Para além da lamentável tomada de posição de uma láctea ex-ministra da Educação, de um micro-surfista cheio de “nóia” arvorado em comentador, entre outros burgueses, dou com a opinião de um tipo, no pasquim diário mais lido no país, o qual, revelando a ignorância relativamente às razões do processo em curso, refere que «os alunos candidatos à universidade não são como os utentes da carris que, em dia de paralisação, têm de optar pela bicicleta ou pelo táxi. Permitir que os alunos sejam usados, pelos sindicatos, como reféns para a guerrilha política é uma vergonha para a classe». Queria dizer ao senhor Coutinho que em nenhum momento está em causa a realização dos exames, os alunos fá-los-ão a tempo da Universidade, apenas noutras datas; que os professores estão num processo de greve tão ou mais legítimo do que os que acima mencionei; que dificilmente encontraria docentes dispostos a fazer greve sabendo que a sua ação poderia ter consequências irreversíveis para os seus alunos; que é exatamente por termos sido sempre demasiado “soft” que temos vindo a realizar greves inócuas. Mas desta vez basta! Resta-me dizer-lhe que, escola que se preze, desfaz rapidamente as dúvidas e tranquiliza os alunos. Esse é também o papel de cada professor neste momento. Parece-me é que haverá por aí alguns pais mais ralados em ter que adiar férias ou fins de semana prolongados do que com o percurso escolar dos seus filhos.

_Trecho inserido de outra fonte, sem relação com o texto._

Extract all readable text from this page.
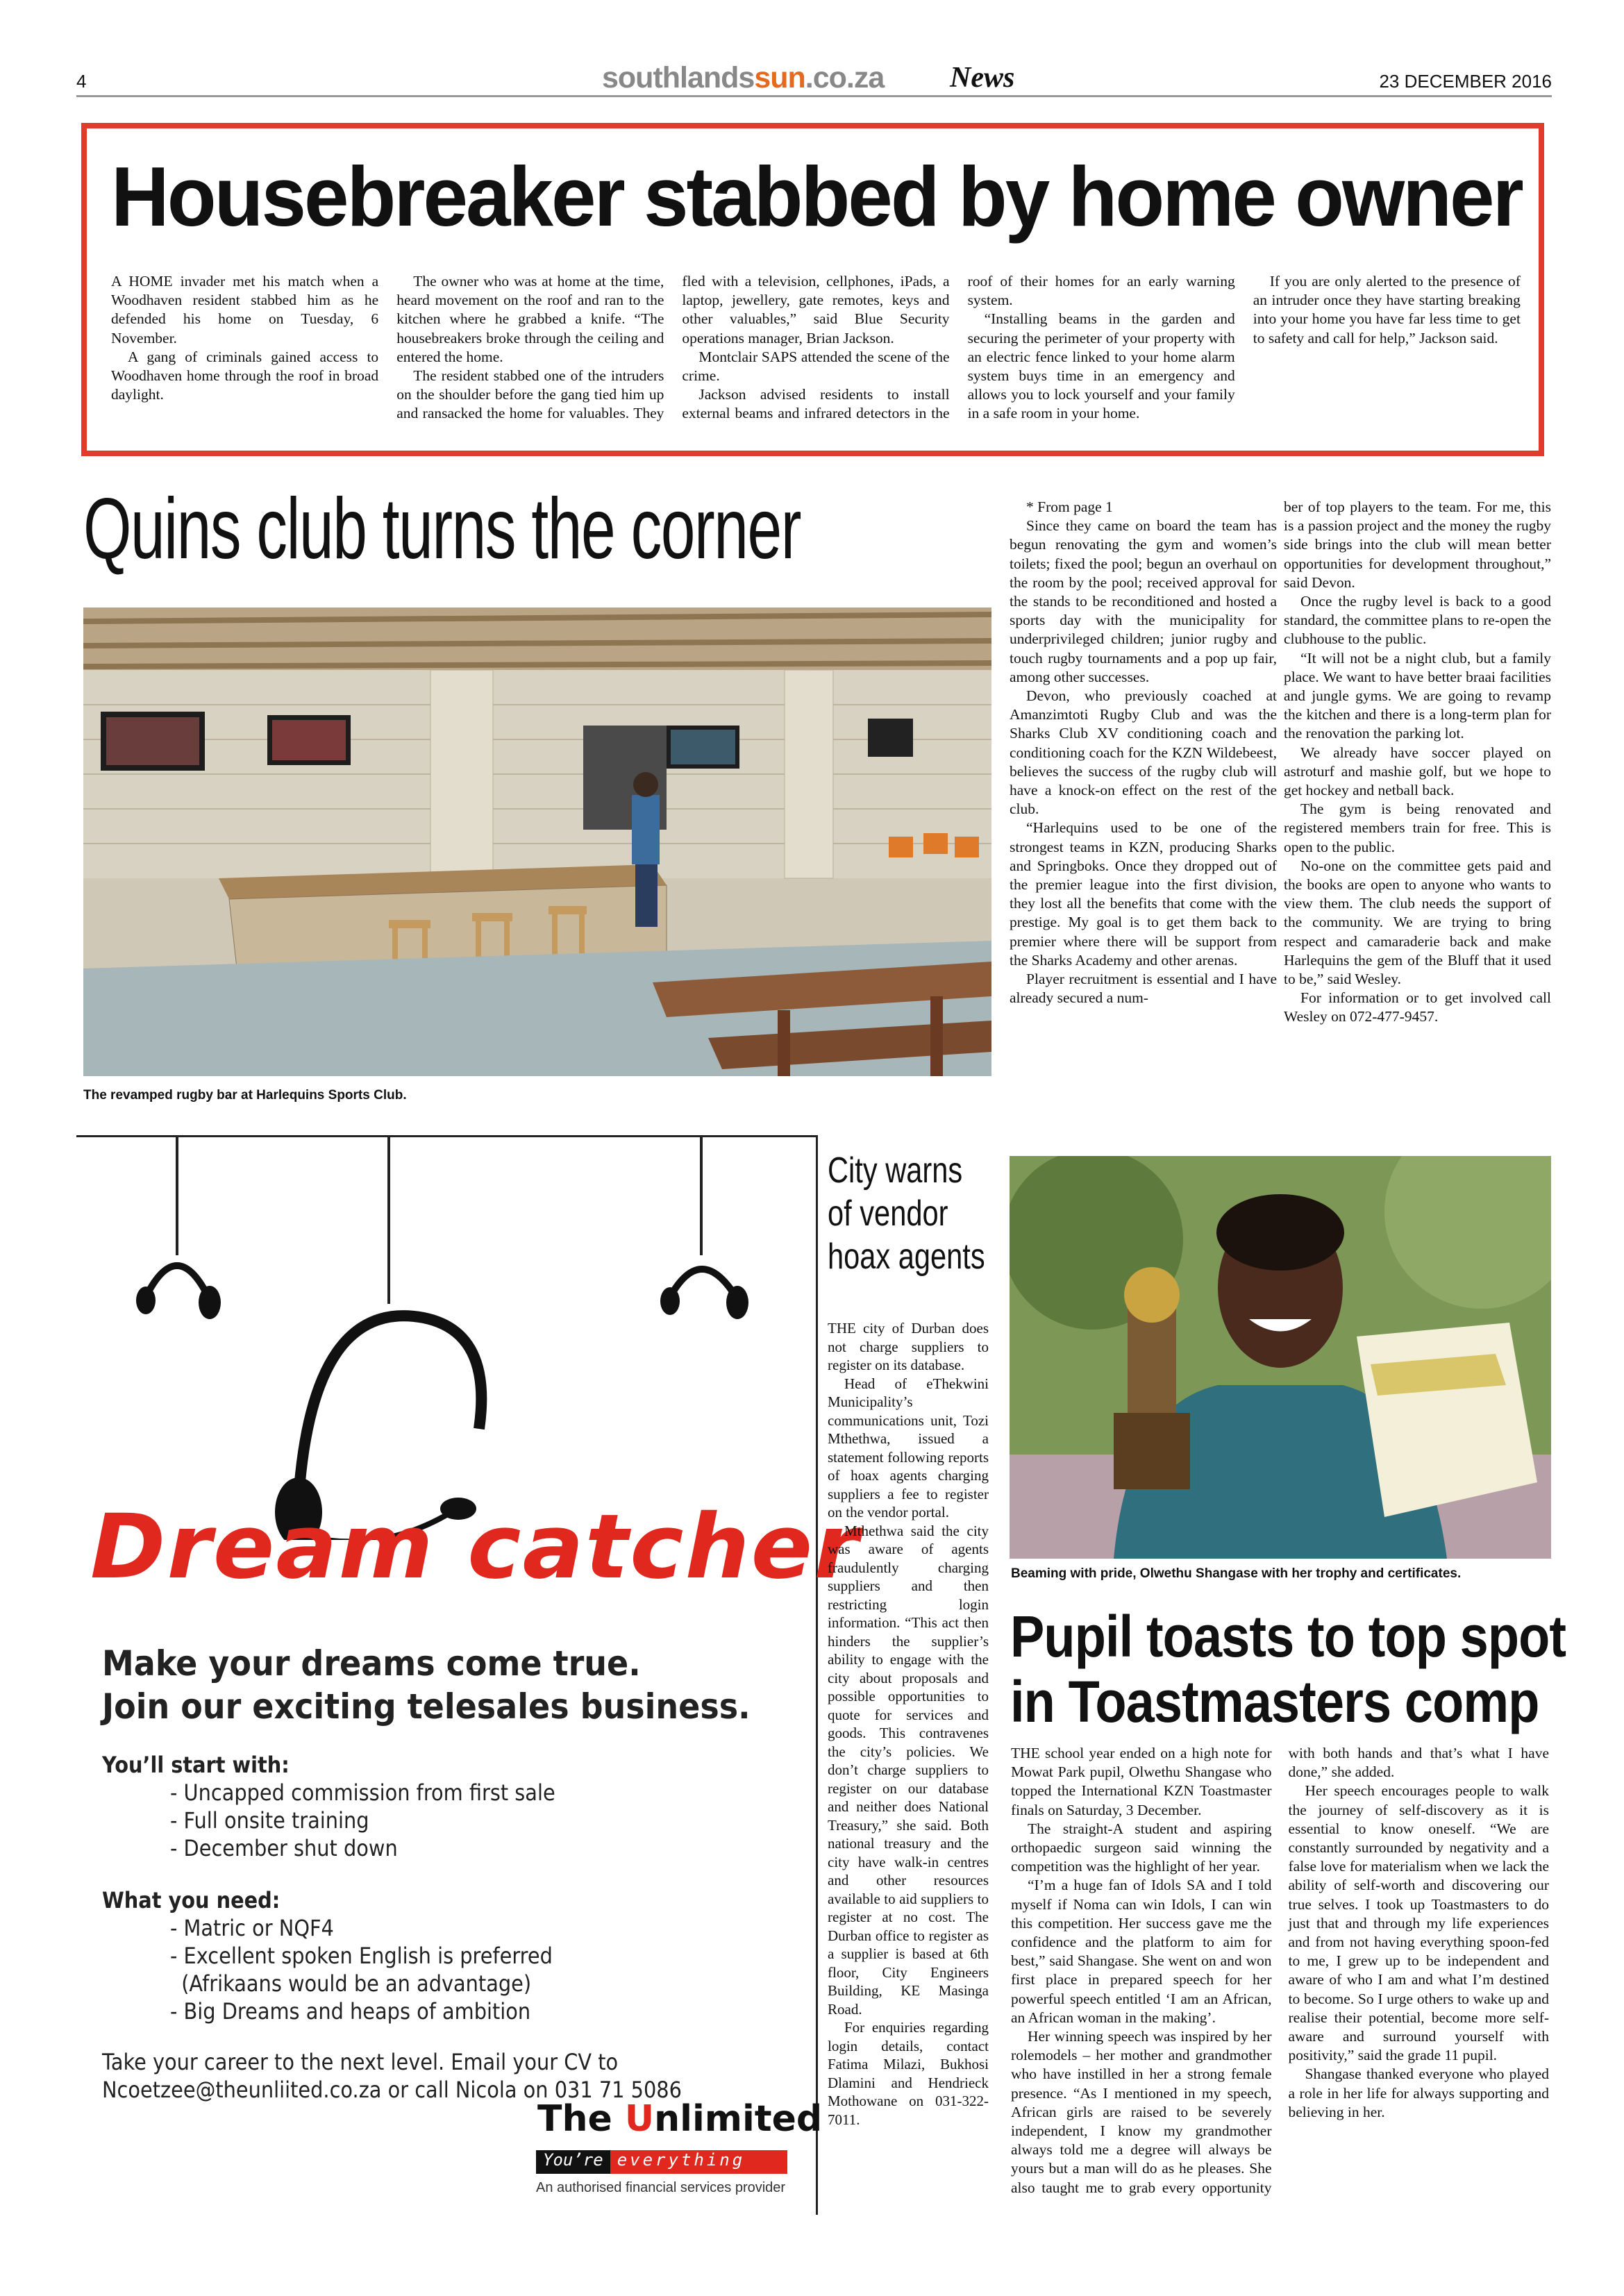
4	southlandssun.co.za News	23 DECEMBER 2016
Housebreaker stabbed by home owner

A HOME invader met his match when a Woodhaven resident stabbed him as he defended his home on Tuesday, 6 November.

A gang of criminals gained access to Woodhaven home through the roof in broad daylight.

The owner who was at home at the time, heard movement on the roof and ran to the kitchen where he grabbed a knife. “The housebreakers broke through the ceiling and entered the home.

The resident stabbed one of the intruders on the shoulder before the gang tied him up and ransacked the home for valuables. They fled with a television, cellphones, iPads, a laptop, jewellery, gate remotes, keys and other valuables,” said Blue Security operations manager, Brian Jackson.

Montclair SAPS attended the scene of the crime.

Jackson advised residents to install external beams and infrared detectors in the roof of their homes for an early warning system.

“Installing beams in the garden and securing the perimeter of your property with an electric fence linked to your home alarm system buys time in an emergency and allows you to lock yourself and your family in a safe room in your home.

If you are only alerted to the presence of an intruder once they have starting breaking into your home you have far less time to get to safety and call for help,” Jackson said.

Quins club turns the corner
The revamped rugby bar at Harlequins Sports Club.

* From page 1

Since they came on board the team has begun renovating the gym and women’s toilets; fixed the pool; begun an overhaul on the room by the pool; received approval for the stands to be reconditioned and hosted a sports day with the municipality for underprivileged children; junior rugby and touch rugby tournaments and a pop up fair, among other successes.

Devon, who previously coached at Amanzimtoti Rugby Club and was the Sharks Club XV conditioning coach and conditioning coach for the KZN Wildebeest, believes the success of the rugby club will have a knock-on effect on the rest of the club.

“Harlequins used to be one of the strongest teams in KZN, producing Sharks and Springboks. Once they dropped out of the premier league into the first division, they lost all the benefits that come with the prestige. My goal is to get them back to premier where there will be support from the Sharks Academy and other arenas.

Player recruitment is essential and I have already secured a num-

ber of top players to the team. For me, this is a passion project and the money the rugby side brings into the club will mean better opportunities for development throughout,” said Devon.

Once the rugby level is back to a good standard, the committee plans to re-open the clubhouse to the public.

“It will not be a night club, but a family place. We want to have better braai facilities and jungle gyms. We are going to revamp the kitchen and there is a long-term plan for the renovation the parking lot.

We already have soccer played on astroturf and mashie golf, but we hope to get hockey and netball back.

The gym is being renovated and registered members train for free. This is open to the public.

No-one on the committee gets paid and the books are open to anyone who wants to view them. The club needs the support of the community. We are trying to bring respect and camaraderie back and make Harlequins the gem of the Bluff that it used to be,” said Wesley.

For information or to get involved call Wesley on 072-477-9457.

Dream catcher
Make your dreams come true.
Join our exciting telesales business.
You’ll start with:
- Uncapped commission from first sale
- Full onsite training
- December shut down
What you need:
- Matric or NQF4
- Excellent spoken English is preferred
(Afrikaans would be an advantage)
- Big Dreams and heaps of ambition
Take your career to the next level. Email your CV to
Ncoetzee@theunliited.co.za or call Nicola on 031 71 5086
The Unlimited
You’re everything
An authorised financial services provider
City warns
of vendor
hoax agents

THE city of Durban does not charge suppliers to register on its database.

Head of eThekwini Municipality’s communications unit, Tozi Mthethwa, issued a statement following reports of hoax agents charging suppliers a fee to register on the vendor portal.

Mthethwa said the city was aware of agents fraudulently charging suppliers and then restricting login information. “This act then hinders the supplier’s ability to engage with the city about proposals and possible opportunities to quote for services and goods. This contravenes the city’s policies. We don’t charge suppliers to register on our database and neither does National Treasury,” she said. Both national treasury and the city have walk-in centres and other resources available to aid suppliers to register at no cost. The Durban office to register as a supplier is based at 6th floor, City Engineers Building, KE Masinga Road.

For enquiries regarding login details, contact Fatima Milazi, Bukhosi Dlamini and Hendrieck Mothowane on 031-322-7011.

Beaming with pride, Olwethu Shangase with her trophy and certificates.
Pupil toasts to top spot
in Toastmasters comp

THE school year ended on a high note for Mowat Park pupil, Olwethu Shangase who topped the International KZN Toastmaster finals on Saturday, 3 December.

The straight-A student and aspiring orthopaedic surgeon said winning the competition was the highlight of her year.

“I’m a huge fan of Idols SA and I told myself if Noma can win Idols, I can win this competition. Her success gave me the confidence and the platform to aim for best,” said Shangase. She went on and won first place in prepared speech for her powerful speech entitled ‘I am an African, an African woman in the making’.

Her winning speech was inspired by her rolemodels – her mother and grandmother who have instilled in her a strong female presence. “As I mentioned in my speech, African girls are raised to be severely independent, I know my grandmother always told me a degree will always be yours but a man will do as he pleases. She also taught me to grab every opportunity with both hands and that’s what I have done,” she added.

Her speech encourages people to walk the journey of self-discovery as it is essential to know oneself. “We are constantly surrounded by negativity and a false love for materialism when we lack the ability of self-worth and discovering our true selves. I took up Toastmasters to do just that and through my life experiences and from not having everything spoon-fed to me, I grew up to be independent and aware of who I am and what I’m destined to become. So I urge others to wake up and realise their potential, become more self-aware and surround yourself with positivity,” said the grade 11 pupil.

Shangase thanked everyone who played a role in her life for always supporting and believing in her.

Se estão mesmo preocupados com os educandos, apoiem neste momento complicado os professores que são quem, juntamente convosco, passa mais tempo a ajudá-los a crescer (sensu lato). Por último, senhor que debita no correio pela manhã, não confunda guerrilha política com luta legítima por postos de trabalho. Parece-me que terá experiência suficiente para saber reconhecer a diferença… a não ser que a falta de motivação que deve ser escrever “nisso” o esteja a deixar ficar enferrujado.